Por supuesto, nada de esto ocurre en el vacío. La carta sitúa la deriva autoritaria en un contexto político y normativo que ha ido erosionando las bases mismas de la república. Desde la llegada de Milei a la Casa Rosada, el país se ha visto sacudido por una avalancha de normas: el protocolo antipiquetes, el mega DNU que derogó decenas de leyes, la Ley Bases que habilitó reformas profundas en derechos laborales, económicos y sociales, y la llamada ley anti mafias, que permite detener personas sin orden judicial. Todo condimentado por discursos furibundos de funcionarios nacionales y provinciales contra organizaciones sociales, movimientos civiles y cualquier voz disidente.

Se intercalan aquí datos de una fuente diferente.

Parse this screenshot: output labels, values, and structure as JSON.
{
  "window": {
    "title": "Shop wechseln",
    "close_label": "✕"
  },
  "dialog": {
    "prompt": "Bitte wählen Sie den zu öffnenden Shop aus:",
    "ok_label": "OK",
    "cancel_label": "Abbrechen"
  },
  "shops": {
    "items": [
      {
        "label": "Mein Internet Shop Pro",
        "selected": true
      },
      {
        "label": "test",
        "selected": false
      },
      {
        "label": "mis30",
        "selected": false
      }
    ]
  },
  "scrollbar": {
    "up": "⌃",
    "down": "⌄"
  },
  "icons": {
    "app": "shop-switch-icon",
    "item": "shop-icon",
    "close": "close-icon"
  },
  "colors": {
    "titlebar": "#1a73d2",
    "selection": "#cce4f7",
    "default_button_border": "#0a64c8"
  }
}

La ONU advirtió con preocupación el uso de la etiqueta “terrorismo” o “delito contra la seguridad nacional” para describir protestas sociales. Y acá se revela la maniobra más siniestra: transformar la protesta en delito, convertir a quienes reclaman en enemigos internos, legitimar la represión como respuesta necesaria para defender la patria. Es el mismo discurso que en otros tiempos sirvió para justificar desaparecidos, tortura y censura. Pensar que esto sucede en democracia y en pleno siglo XXI hiela la sangre.

Por más que el gobierno de Milei pretenda disimularlo, el hecho de haber solicitado una prórroga para responder a la ONU es, en sí mismo, un acto de reconocimiento de que hay explicaciones que dar. Porque cuando no se tiene nada que ocultar, las respuestas llegan rápido. La dilación es siempre sospechosa.

En definitiva, lo que la carta de Naciones Unidas dejó expuesto es el progresivo vaciamiento democrático que está consumiendo a la Argentina. No se trata solamente de represión en las calles ni de jueces amenazados. Es una visión del Estado como maquinaria para sofocar la disidencia, para callar voces, para gobernar sin contrapesos. Un proyecto de poder que, de profundizarse, podría dejar a la sociedad argentina peligrosamente cerca de la cornisa autoritaria.

Mientras Milei y Bullrich venden en redes sociales la fantasía de un orden necesario para combatir supuestas mafias, lo cierto es que el costo de ese “orden” se mide en derechos pisoteados, libertades cercenadas y miedo extendiéndose por el tejido social. El país entero —y ahora también el mundo— está mirando. La pregunta es si alcanzará con mirar o si habrá que pasar, una vez más, a la dolorosa tarea de resistir para que no se nos escape de entre las manos la democracia que tanto costó reconstruir.